What are design tokens?

Design tokens are simply design decisions expressed as paired names and values.

They are all the values needed to construct and maintain a design system — spacing, color, typography, animation, etc. — represented as data. They are used in place of hard-coded values in order to ensure flexibility and unity across all product experiences.

For instance, a button that uses the color token jds.color.background.brand will be consistent with all other elements that use it or a related token. If you change the theme to use a different brand color, all of those elements will automatically update.

Design tokens are a shared language and a single source of truth for theming within a design system for designers and developers.

Image illustrating tokens for color and elevation

What are themes?

Design tokens provide a flexible way to theme our design system. A theme is a set of tokens combined for a specific look or style, often for the purpose of branding.

An image comparing pages with default and custom themes A new theme or new styles can be created by changing only the values for a handful (5-10) of tokens.

Why are design tokens valuable?

Collaboration. Design tokens empower designers, developers, and multidisciplinary teams to collaborate, speak the same language, and stay in sync across tools and languages.

Control. Design tokens make it easier to change specific UI elements, like buttons, without impacting the rest of your design work. With design tokens, you can change the value of one token, and the update will propagate to all instances in the system.

Consistency. Design tokens help to achieve parity between the design and development phases. Designers don't have to worry about designing twice. Developers don't have to worry about implementing twice.

How to read design token names

Token names consist of descriptors that together describe how to use the token.

Image illustrating the anatomy of a design token name

  1. System: The abbreviation for the Jutro Design System.
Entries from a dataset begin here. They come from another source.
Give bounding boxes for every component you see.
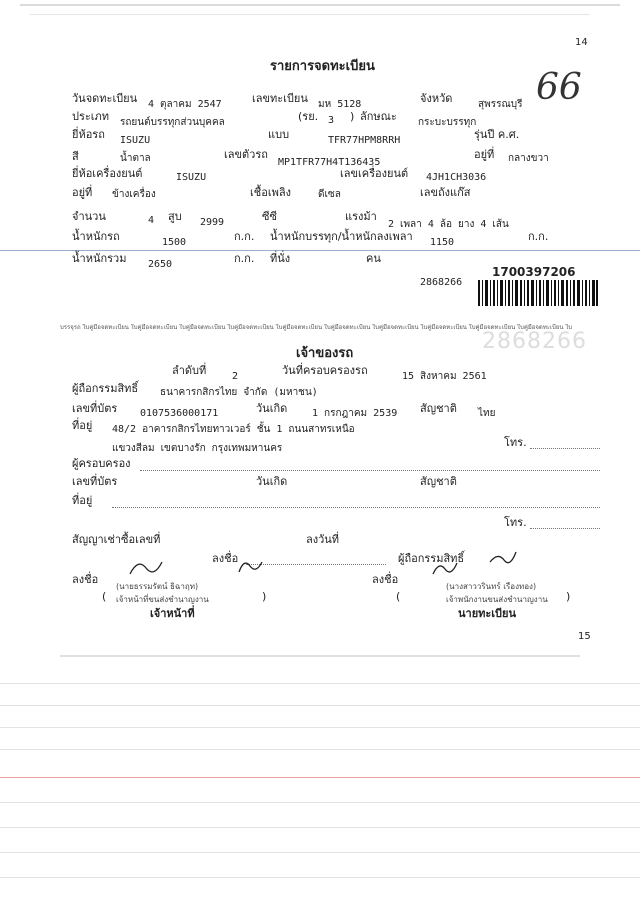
ruled-line-red — [0, 777, 640, 778]
cylinder-unit: สูบ — [168, 210, 182, 223]
owner-address-line2: แขวงสีลม เขตบางรัก กรุงเทพมหานคร — [112, 443, 283, 454]
hp-label: แรงม้า — [345, 210, 377, 223]
chassis-loc-label: อยู่ที่ — [474, 148, 495, 161]
weight-label: น้ำหนักรถ — [72, 230, 120, 243]
gross-label: น้ำหนักรวม — [72, 252, 127, 265]
owner-birth-label: วันเกิด — [256, 402, 288, 415]
owner-id-label: เลขที่บัตร — [72, 402, 118, 415]
engine-no-value: 4JH1CH3036 — [426, 172, 487, 183]
plate-value: มห 5128 — [318, 99, 362, 110]
kg-unit: ก.ก. — [234, 230, 255, 243]
ruled-line — [0, 749, 640, 750]
cylinder-label: จำนวน — [72, 210, 106, 223]
kg-unit: ก.ก. — [234, 252, 255, 265]
fuel-label: เชื้อเพลิง — [250, 186, 291, 199]
scan-line-blue — [0, 250, 640, 251]
contract-date-label: ลงวันที่ — [306, 533, 340, 546]
brand-label: ยี่ห้อรถ — [72, 128, 105, 141]
cc-value: 2999 — [200, 217, 225, 228]
engine-no-label: เลขเครื่องยนต์ — [340, 167, 409, 180]
owner-nationality-value: ไทย — [478, 408, 496, 419]
ruled-line — [0, 705, 640, 706]
axle-value: 2 เพลา 4 ล้อ ยาง 4 เส้น — [388, 219, 509, 230]
kg-unit: ก.ก. — [528, 230, 549, 243]
owner-address-line1: 48/2 อาคารกสิกรไทยทาวเวอร์ ชั้น 1 ถนนสาทรเหนือ — [112, 424, 355, 435]
owner-name-value: ธนาคารกสิกรไทย จำกัด (มหาชน) — [160, 387, 318, 398]
owner-role: ผู้ถือกรรมสิทธิ์ — [398, 552, 465, 565]
handwritten-number: 66 — [536, 67, 582, 108]
owner-birth-value: 1 กรกฎาคม 2539 — [312, 408, 398, 419]
watermark-strip: บรรจุรถ ใบคู่มือจดทะเบียน ใบคู่มือจดทะเบียน ใบคู่มือจดทะเบียน ใบคู่มือจดทะเบียน ใบคู่มือจดทะเบียน ใบคู่มือจดทะเบียน ใบคู่มือจดทะเบียน ใบคู่มือจดทะเบียน ใบคู่มือจดทะเบียน ใบคู่มือจดทะเบียน ใบ — [60, 324, 573, 331]
ruled-line — [0, 802, 640, 803]
seats-unit: คน — [366, 252, 381, 265]
plate-label: เลขทะเบียน — [252, 92, 308, 105]
char-value: กระบะบรรทุก — [418, 117, 477, 128]
model-label: แบบ — [268, 128, 290, 141]
color-value: น้ำตาล — [120, 153, 151, 164]
weight-value: 1500 — [162, 237, 187, 248]
signature-center — [236, 556, 266, 576]
chassis-value: MP1TFR77H4T136435 — [278, 157, 381, 168]
page-number-bottom: 15 — [578, 631, 591, 642]
color-label: สี — [72, 150, 79, 163]
ruled-line — [0, 683, 640, 684]
right-official-name: (นางสาววรินทร์ เรืองทอง) — [446, 582, 537, 591]
model-value: TFR77HPM8RRH — [328, 135, 401, 146]
holder-line — [140, 470, 600, 471]
holder-nationality-label: สัญชาติ — [420, 475, 457, 488]
owner-nationality-label: สัญชาติ — [420, 402, 457, 415]
owner-sign-line — [246, 564, 386, 565]
right-bracket: ) — [566, 590, 571, 603]
left-official-caption: เจ้าหน้าที่ขนส่งชำนาญงาน — [116, 595, 209, 604]
registration-title: รายการจดทะเบียน — [270, 59, 375, 74]
chassis-label: เลขตัวรถ — [224, 148, 268, 161]
gross-value: 2650 — [148, 259, 173, 270]
owner-stamp-number: 2868266 — [482, 329, 587, 354]
left-role: เจ้าหน้าที่ — [150, 607, 195, 620]
holder-address-label: ที่อยู่ — [72, 494, 93, 507]
page-number-top: 14 — [575, 37, 588, 48]
chassis-loc-value: กลางขวา — [508, 153, 549, 164]
signature-right-top — [488, 548, 518, 568]
owner-title: เจ้าของรถ — [296, 346, 354, 361]
ruled-line — [0, 727, 640, 728]
ro-close: ) — [350, 110, 355, 123]
right-bracket: ( — [396, 590, 401, 603]
owner-tel-label: โทร. — [504, 436, 527, 449]
sign-label-center: ลงชื่อ — [212, 552, 239, 565]
serial-number: 2868266 — [420, 277, 463, 288]
reg-date-label: วันจดทะเบียน — [72, 92, 138, 105]
scan-noise-top — [20, 4, 620, 6]
seq-label: ลำดับที่ — [172, 364, 207, 377]
ruled-line — [0, 877, 640, 878]
engine-brand-label: ยี่ห้อเครื่องยนต์ — [72, 167, 143, 180]
left-sign-label: ลงชื่อ — [72, 573, 99, 586]
scan-noise-bottom — [60, 655, 580, 657]
right-sign-label: ลงชื่อ — [372, 573, 399, 586]
brand-value: ISUZU — [120, 135, 151, 146]
ro-value: 3 — [328, 115, 335, 126]
seq-value: 2 — [232, 371, 239, 382]
ruled-line — [0, 852, 640, 853]
left-bracket: ) — [262, 590, 267, 603]
seats-label: ที่นั่ง — [270, 252, 291, 265]
ro-label: (รย. — [298, 110, 319, 123]
holder-label: ผู้ครอบครอง — [72, 457, 131, 470]
right-role: นายทะเบียน — [458, 607, 517, 620]
holder-id-label: เลขที่บัตร — [72, 475, 118, 488]
type-label: ประเภท — [72, 110, 110, 123]
owner-id-value: 0107536000171 — [140, 408, 219, 419]
barcode-number: 1700397206 — [492, 265, 576, 279]
owner-address-label: ที่อยู่ — [72, 419, 93, 432]
load-label: น้ำหนักบรรทุก/น้ำหนักลงเพลา — [270, 230, 413, 243]
holder-tel-label: โทร. — [504, 516, 527, 529]
type-value: รถยนต์บรรทุกส่วนบุคคล — [120, 117, 225, 128]
char-label: ลักษณะ — [360, 110, 397, 123]
engine-brand-value: ISUZU — [176, 172, 207, 183]
province-label: จังหวัด — [420, 92, 453, 105]
engine-loc-label: อยู่ที่ — [72, 186, 93, 199]
province-value: สุพรรณบุรี — [478, 99, 523, 110]
cylinder-value: 4 — [148, 215, 155, 226]
left-official-name: (นายธรรมรัตน์ ธิฉาฤท) — [116, 582, 199, 591]
contract-no-label: สัญญาเช่าซื้อเลขที่ — [72, 533, 161, 546]
signature-right — [430, 558, 460, 578]
signature-left — [126, 556, 166, 578]
cc-label: ซีซี — [262, 210, 277, 223]
possession-date-value: 15 สิงหาคม 2561 — [402, 371, 487, 382]
gas-label: เลขถังแก๊ส — [420, 186, 471, 199]
owner-name-label: ผู้ถือกรรมสิทธิ์ — [72, 382, 139, 395]
right-official-caption: เจ้าพนักงานขนส่งชำนาญงาน — [446, 595, 548, 604]
year-label: รุ่นปี ค.ศ. — [474, 128, 520, 141]
engine-loc-value: ข้างเครื่อง — [112, 189, 156, 200]
load-value: 1150 — [430, 237, 455, 248]
scan-noise-top — [30, 14, 590, 15]
fuel-value: ดีเซล — [318, 189, 341, 200]
holder-birth-label: วันเกิด — [256, 475, 288, 488]
ruled-line — [0, 827, 640, 828]
possession-date-label: วันที่ครอบครองรถ — [282, 364, 368, 377]
holder-address-line — [112, 507, 600, 508]
owner-tel-line — [530, 448, 600, 449]
holder-tel-line — [530, 528, 600, 529]
reg-date-value: 4 ตุลาคม 2547 — [148, 99, 222, 110]
barcode — [478, 280, 598, 306]
left-bracket: ( — [102, 590, 107, 603]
Differentiates our tokens to avoid conflicts with customers' existing tokens.
  2. Category: The type of visual design attribute, such as color, size, or elevation.
  3. Property: The part of the UI to which the token will be applied, such as background, border, or text.
  4. Modifier: Further details about how the token will be used, such as its role, prominence, or interaction state. Some tokens don't require a modifier.

There may be variations in the format of token names depending on the tool and the environment. Token descriptors, however, always remain the same.

In most situations, the parts of a token name are separated by dot notation. Dot notation enables us to organize design token names for ease of use within a tree structure. This includes when using authoring tools such as Tokens Studio for Figma.

Hyphens are used for multi-word proper names, such as components, and on leaves of the trees when it doesn't make sense to add a new level of nesting. The transformation process replaces all dots with hyphens.

How to find and use design tokens

Find a subset of tokens and their usage descriptions in the tokens list.

Best practices

Choose tokens based on meaning, context, and intent, rather than specific values.

Do use a design token with a name and description that matches your specific need.
Don't use a token merely because its appearance seems to match. Our design tokens are specific to properties and purposes.